Sam Adams - Slate US - 28/09
Savior Complex fait finalement un zoom arrière pour montrer qu'il y a des problèmes plus importants que Renée Bach.

Une femme se tient devant une porte, la lumière inondant l’air autour d’elle. Les murs sont denses de photographies disposées en rangées inégales, mais on ne distingue pas autre chose que la forme et la couleur des personnes qui s'y trouvent, car l'accent est uniquement mis sur elle - la tête baissée, les bras tendus, comme si son corps était une antenne soigneusement pointée vers le ciel. Tout le reste est flou.

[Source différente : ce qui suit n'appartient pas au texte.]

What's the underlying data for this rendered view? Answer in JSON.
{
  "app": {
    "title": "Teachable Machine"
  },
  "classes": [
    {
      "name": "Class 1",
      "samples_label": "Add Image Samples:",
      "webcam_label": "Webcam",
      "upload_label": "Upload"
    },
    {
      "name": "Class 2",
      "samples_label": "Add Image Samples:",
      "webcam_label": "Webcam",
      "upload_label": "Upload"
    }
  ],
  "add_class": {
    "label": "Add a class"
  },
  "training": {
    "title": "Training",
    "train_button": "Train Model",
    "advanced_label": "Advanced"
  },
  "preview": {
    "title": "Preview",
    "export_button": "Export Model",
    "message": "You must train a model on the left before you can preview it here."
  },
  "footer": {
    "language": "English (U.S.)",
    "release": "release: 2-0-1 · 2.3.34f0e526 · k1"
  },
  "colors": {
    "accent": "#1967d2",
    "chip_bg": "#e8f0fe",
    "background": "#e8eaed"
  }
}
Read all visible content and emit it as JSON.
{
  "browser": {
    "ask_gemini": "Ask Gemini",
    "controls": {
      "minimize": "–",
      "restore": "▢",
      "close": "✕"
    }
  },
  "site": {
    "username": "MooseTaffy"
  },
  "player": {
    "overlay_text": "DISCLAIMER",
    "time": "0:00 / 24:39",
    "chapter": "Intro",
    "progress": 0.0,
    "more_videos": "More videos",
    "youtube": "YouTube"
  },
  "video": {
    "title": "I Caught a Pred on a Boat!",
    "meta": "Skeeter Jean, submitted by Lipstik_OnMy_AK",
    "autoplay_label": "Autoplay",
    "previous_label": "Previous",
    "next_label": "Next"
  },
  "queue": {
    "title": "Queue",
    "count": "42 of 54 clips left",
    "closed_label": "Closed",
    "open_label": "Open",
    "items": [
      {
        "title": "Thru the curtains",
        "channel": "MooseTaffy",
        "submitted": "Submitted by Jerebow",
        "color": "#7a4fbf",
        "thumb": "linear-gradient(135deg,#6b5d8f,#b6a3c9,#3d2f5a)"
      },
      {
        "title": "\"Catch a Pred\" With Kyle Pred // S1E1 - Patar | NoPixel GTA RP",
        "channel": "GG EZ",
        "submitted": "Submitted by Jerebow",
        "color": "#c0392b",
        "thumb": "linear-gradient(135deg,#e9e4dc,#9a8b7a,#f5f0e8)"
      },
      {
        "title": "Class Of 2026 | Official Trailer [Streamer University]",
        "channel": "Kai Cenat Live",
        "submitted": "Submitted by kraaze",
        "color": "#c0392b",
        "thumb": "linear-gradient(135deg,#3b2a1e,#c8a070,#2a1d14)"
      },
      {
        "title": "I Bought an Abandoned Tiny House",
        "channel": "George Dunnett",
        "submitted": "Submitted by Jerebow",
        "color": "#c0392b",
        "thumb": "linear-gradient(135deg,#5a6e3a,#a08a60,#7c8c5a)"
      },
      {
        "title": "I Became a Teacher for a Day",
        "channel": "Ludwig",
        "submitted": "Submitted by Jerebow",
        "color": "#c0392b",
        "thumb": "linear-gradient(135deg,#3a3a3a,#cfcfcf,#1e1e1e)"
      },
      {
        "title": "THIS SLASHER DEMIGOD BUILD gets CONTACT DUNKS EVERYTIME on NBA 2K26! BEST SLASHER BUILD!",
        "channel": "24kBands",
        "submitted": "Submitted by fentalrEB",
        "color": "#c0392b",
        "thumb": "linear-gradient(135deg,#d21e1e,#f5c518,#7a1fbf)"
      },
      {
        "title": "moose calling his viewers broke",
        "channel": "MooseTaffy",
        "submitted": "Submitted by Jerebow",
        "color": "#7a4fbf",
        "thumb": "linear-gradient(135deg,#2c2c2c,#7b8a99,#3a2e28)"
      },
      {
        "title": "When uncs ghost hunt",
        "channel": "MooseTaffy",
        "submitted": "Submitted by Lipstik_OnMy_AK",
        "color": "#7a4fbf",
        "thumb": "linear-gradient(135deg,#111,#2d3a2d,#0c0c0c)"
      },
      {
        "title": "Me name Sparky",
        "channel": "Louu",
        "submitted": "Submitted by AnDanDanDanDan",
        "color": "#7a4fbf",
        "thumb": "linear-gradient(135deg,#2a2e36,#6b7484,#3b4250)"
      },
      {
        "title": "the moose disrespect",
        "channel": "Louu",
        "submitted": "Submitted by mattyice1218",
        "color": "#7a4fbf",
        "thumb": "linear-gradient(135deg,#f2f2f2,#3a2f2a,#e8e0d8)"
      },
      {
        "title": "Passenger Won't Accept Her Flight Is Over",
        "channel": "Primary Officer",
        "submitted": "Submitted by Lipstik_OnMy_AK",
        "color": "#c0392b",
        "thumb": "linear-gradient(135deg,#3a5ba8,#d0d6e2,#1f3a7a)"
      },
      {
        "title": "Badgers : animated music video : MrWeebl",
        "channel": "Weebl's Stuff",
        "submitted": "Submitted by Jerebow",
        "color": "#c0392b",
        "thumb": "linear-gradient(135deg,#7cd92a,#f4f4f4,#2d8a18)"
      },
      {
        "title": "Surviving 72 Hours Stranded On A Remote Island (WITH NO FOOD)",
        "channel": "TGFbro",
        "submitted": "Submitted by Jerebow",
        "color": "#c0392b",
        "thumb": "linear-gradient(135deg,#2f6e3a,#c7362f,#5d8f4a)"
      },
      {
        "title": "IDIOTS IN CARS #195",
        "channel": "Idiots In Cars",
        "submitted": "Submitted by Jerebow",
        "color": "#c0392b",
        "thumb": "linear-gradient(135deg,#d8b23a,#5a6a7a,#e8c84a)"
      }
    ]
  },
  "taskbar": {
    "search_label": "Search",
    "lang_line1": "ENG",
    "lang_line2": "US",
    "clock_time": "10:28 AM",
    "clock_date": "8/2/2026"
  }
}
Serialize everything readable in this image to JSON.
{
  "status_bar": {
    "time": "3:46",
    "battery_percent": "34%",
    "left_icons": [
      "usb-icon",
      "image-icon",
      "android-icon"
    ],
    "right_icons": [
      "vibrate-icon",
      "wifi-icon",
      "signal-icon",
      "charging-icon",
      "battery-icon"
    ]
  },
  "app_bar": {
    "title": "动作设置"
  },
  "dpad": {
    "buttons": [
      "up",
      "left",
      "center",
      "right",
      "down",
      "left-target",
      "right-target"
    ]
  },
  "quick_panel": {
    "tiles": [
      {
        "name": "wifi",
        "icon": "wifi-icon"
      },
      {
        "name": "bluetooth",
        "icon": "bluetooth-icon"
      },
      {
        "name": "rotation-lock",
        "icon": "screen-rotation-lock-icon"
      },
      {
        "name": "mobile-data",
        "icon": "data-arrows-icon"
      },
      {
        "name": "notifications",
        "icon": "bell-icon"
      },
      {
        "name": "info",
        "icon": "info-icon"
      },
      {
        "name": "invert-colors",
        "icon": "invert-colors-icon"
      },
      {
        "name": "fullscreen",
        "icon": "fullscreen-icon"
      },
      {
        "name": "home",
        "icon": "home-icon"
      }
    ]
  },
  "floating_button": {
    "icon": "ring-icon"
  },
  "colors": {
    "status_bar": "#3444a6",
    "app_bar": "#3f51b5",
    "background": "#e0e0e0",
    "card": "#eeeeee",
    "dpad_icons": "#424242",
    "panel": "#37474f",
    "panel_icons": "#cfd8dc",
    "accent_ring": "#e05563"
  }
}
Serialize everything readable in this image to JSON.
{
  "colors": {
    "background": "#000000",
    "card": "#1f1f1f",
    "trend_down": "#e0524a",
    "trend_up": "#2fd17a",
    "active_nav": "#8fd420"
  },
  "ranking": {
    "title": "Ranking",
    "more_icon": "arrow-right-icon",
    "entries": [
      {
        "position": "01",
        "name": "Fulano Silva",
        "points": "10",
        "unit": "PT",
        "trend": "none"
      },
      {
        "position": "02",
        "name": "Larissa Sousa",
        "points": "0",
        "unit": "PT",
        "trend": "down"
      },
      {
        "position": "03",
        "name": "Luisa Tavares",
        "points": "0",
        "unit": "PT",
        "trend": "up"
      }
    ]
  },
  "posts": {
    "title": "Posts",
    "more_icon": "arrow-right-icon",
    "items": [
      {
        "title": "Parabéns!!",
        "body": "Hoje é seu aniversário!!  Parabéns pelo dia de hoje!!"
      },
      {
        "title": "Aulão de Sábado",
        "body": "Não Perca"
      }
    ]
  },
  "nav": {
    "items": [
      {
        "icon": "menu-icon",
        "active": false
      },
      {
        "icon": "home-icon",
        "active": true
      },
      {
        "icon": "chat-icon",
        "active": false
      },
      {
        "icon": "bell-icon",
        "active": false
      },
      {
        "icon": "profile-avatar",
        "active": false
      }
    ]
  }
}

La femme est Renée Bach, une missionnaire chrétienne évangélique au centre des docuseries en trois parties de HBO Savior Complex. En 2009, Bach, alors âgé de 19 ans, a fondé une organisation à but non lucratif à Jinja, en Ouganda, appelée Serving His Children, dont l’objectif était de nourrir les enfants malnutris de la région. (Selon un rapport de l'UNICEF de 2019, un tiers des enfants ougandais souffrent des effets à long terme de la malnutrition, et celle-ci est responsable de 4 décès sur 10 chez les enfants de moins de 5 ans.) Parce que les enfants venus servir ses enfants pour la nourriture avait tendance à être malade d'autres manières, l'établissement a assumé officieusement les fonctions d'un centre médical - et parce que Bach se considérait comme quelqu'un qui avait été appelé à cette tâche par Dieu, elle se sentait habilitée à assumer elle-même certaines de ces fonctions, sans être agréé ou formellement formé. Comme le dit le dicton qui donne son titre au premier épisode de Savior Complex : « Dieu n’appelle pas les qualifiés. Il qualifie les appelés.